Here are the details on how long it took me to create this “Plate-licking repellant video”:

The research for this project took me about one hour. All I did was Google different topics on Social Security and take bits and pieces from different sites and put them into my own brief words.

Putting all of the information into a Powerpoint presentation took me approximately one more hour, so now I am in this thing for a total of two hours.

Once it was in PowerPoint, I fired up my Camtasia screen recording software and it took me about 17 minutes to record it.

Finally, it took me another 10 minutes to upload to YouTube, followed by an extra 10 minutes to type the description, tag words and upload a featured picture.

It only took me 2 hours and 27 minutes to do the entire thing, and it now has over 6,500 views. And many of those who viewed the video went to my website and opted in as I asked them to do in the description. Would you believe that I have received well over 35 unique (legit) consumer leads from this one video?

And I didn’t have to feed any plate-lickers, didn’t have to spend any money, and it took less than 2.5 hours of my time.

You can do this exact same thing with your expertise on any subject. Simply record your current seminar and break it into smaller chunks. Moreover, you can knock these out as often as every week on any kind of topic that you enjoy talking about. And because you want these videos to be under 10 minutes, you can even break down longer topics into different episodes and link them all together in a YouTube playlist.
Let’s look at another video I did which took me only about one hour to create. And it already has over 1,000 views.

Steps to create this video:

1. The idea was super easy, as I had this conversation with a consumer friend of mine the day before

2. The longest time commitment was just putting it all into an easy-flowing PowerPoint presentation. This took me approximately 35 minutes.
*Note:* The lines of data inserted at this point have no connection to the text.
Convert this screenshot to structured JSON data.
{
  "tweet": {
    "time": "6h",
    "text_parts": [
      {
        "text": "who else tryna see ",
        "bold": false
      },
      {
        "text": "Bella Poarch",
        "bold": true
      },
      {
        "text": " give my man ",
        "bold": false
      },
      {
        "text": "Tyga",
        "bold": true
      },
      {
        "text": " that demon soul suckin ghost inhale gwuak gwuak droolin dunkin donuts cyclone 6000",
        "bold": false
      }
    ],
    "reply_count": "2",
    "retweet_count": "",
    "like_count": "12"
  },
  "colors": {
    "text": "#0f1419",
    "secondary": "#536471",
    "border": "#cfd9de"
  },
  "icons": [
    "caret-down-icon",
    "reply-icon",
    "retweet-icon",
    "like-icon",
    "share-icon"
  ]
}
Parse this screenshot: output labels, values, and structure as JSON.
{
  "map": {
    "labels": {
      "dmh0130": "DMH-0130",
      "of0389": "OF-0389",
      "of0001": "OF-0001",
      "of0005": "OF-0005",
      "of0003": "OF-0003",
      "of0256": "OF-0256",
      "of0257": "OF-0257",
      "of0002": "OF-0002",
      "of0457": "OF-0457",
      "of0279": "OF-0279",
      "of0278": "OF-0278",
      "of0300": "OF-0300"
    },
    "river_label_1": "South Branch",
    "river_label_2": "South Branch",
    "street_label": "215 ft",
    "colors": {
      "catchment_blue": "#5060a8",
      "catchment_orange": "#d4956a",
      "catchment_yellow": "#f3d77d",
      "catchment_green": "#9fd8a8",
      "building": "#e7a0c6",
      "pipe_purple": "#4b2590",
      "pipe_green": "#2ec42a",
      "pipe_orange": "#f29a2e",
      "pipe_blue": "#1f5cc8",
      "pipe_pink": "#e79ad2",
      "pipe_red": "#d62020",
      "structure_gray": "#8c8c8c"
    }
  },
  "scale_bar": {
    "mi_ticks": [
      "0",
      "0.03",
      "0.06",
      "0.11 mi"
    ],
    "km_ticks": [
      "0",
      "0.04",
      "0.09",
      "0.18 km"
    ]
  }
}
3. Next was the screen recording. 5 minutes

4. I then uploaded to YouTube, which took a couple of minutes

5. Finally, I wrote up a brief description and tag words

Finally, let me tell you a couple of crucial points to getting the traffic to your video once it is live on YouTube. This is where I see 90 percent of financial professionals screwing up.
  • You must have a captivating headline. Simply saying “Indexed Annuities” or “Social Security” or “Indexed Universal Life” is a huge mistake. Treat it just like a direct mail piece for you seminar or a book title. The title must create intrigue, curiosity and promise benefits to the viewer.
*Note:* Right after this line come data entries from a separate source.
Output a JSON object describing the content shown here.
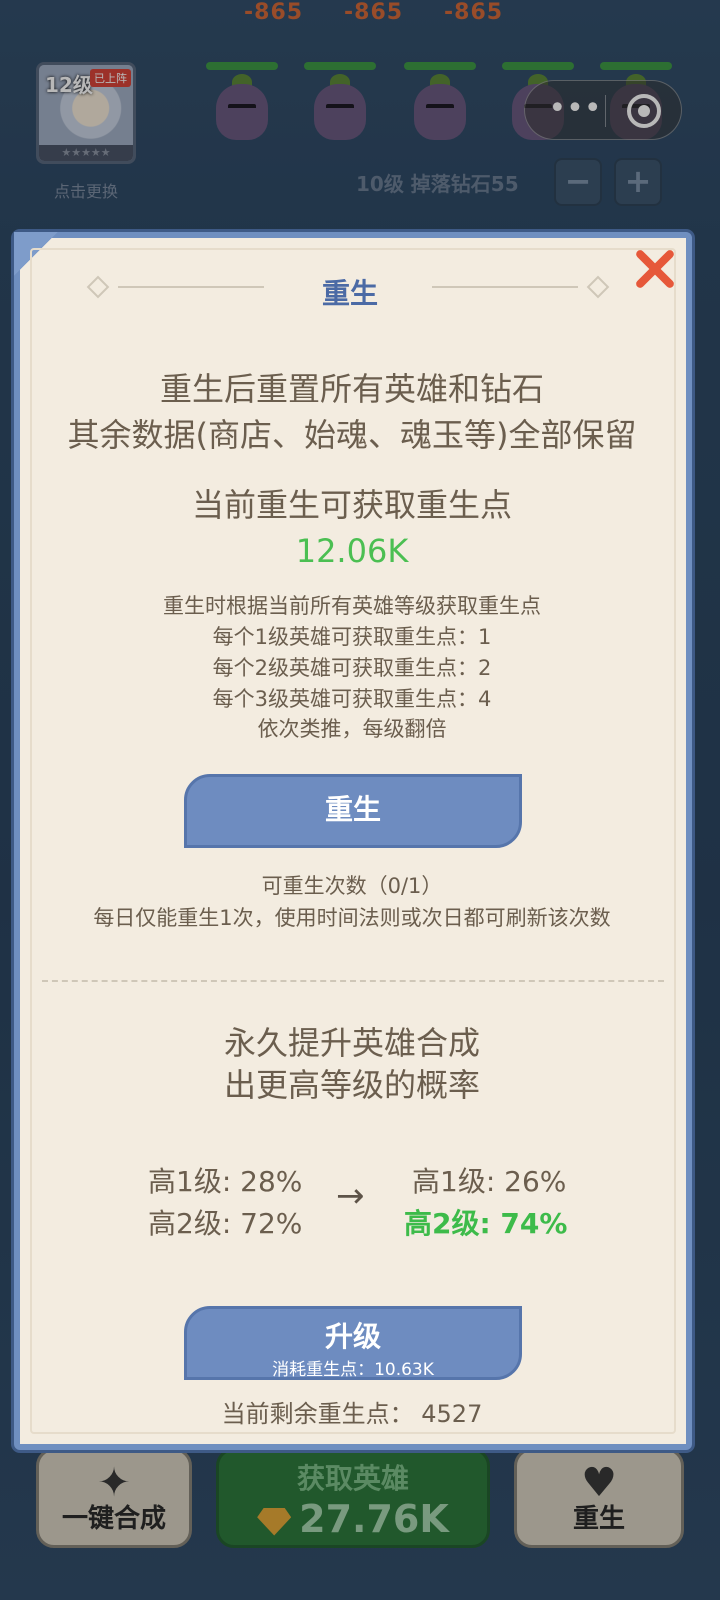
{
  "game": {
    "damage_numbers": [
      "-865",
      "-865",
      "-865"
    ],
    "hero_card": {
      "level": "12级",
      "status_badge": "已上阵",
      "stars": "★★★★★",
      "swap_label": "点击更换"
    },
    "level_info": "10级 掉落钻石55",
    "minus_label": "−",
    "plus_label": "+",
    "capsule_more": "•••"
  },
  "bottom_bar": {
    "merge_label": "一键合成",
    "get_hero_title": "获取英雄",
    "get_hero_cost": "27.76K",
    "rebirth_label": "重生"
  },
  "modal": {
    "title": "重生",
    "intro_line1": "重生后重置所有英雄和钻石",
    "intro_line2": "其余数据(商店、始魂、魂玉等)全部保留",
    "points_label": "当前重生可获取重生点",
    "points_value": "12.06K",
    "rules": [
      "重生时根据当前所有英雄等级获取重生点",
      "每个1级英雄可获取重生点：1",
      "每个2级英雄可获取重生点：2",
      "每个3级英雄可获取重生点：4",
      "依次类推，每级翻倍"
    ],
    "rebirth_button": "重生",
    "rebirth_count": "可重生次数（0/1）",
    "rebirth_note": "每日仅能重生1次，使用时间法则或次日都可刷新该次数",
    "upgrade_line1": "永久提升英雄合成",
    "upgrade_line2": "出更高等级的概率",
    "current": [
      "高1级: 28%",
      "高2级: 72%"
    ],
    "next": [
      "高1级: 26%",
      "高2级: 74%"
    ],
    "arrow": "→",
    "upgrade_button": "升级",
    "upgrade_cost": "消耗重生点：10.63K",
    "remaining": "当前剩余重生点：  4527"
  },
  "colors": {
    "accent_blue": "#6e8cc0",
    "points_green": "#4bbf52",
    "close_red": "#e6583a"
  }
}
  • Make sure to always use the description box and write a brief summary about the video. The search engine spiders can’t read your video, so they are coming to the title, description and tags to find out what this is really all about. I continue to see financial advisors post decent videos and leave the description completely blank.

  • Always put a link back to your site or blog in your description. And don’t forget the full URL:

  • Don’t forget to use the tag word/tag phrases tool at the bottom. This is your last chance to tell YouTube and Google what this video is about. Use primary and secondary keywords and phrases that people will search for.
You, too, can be a video star, even without any camera or fancy equipment.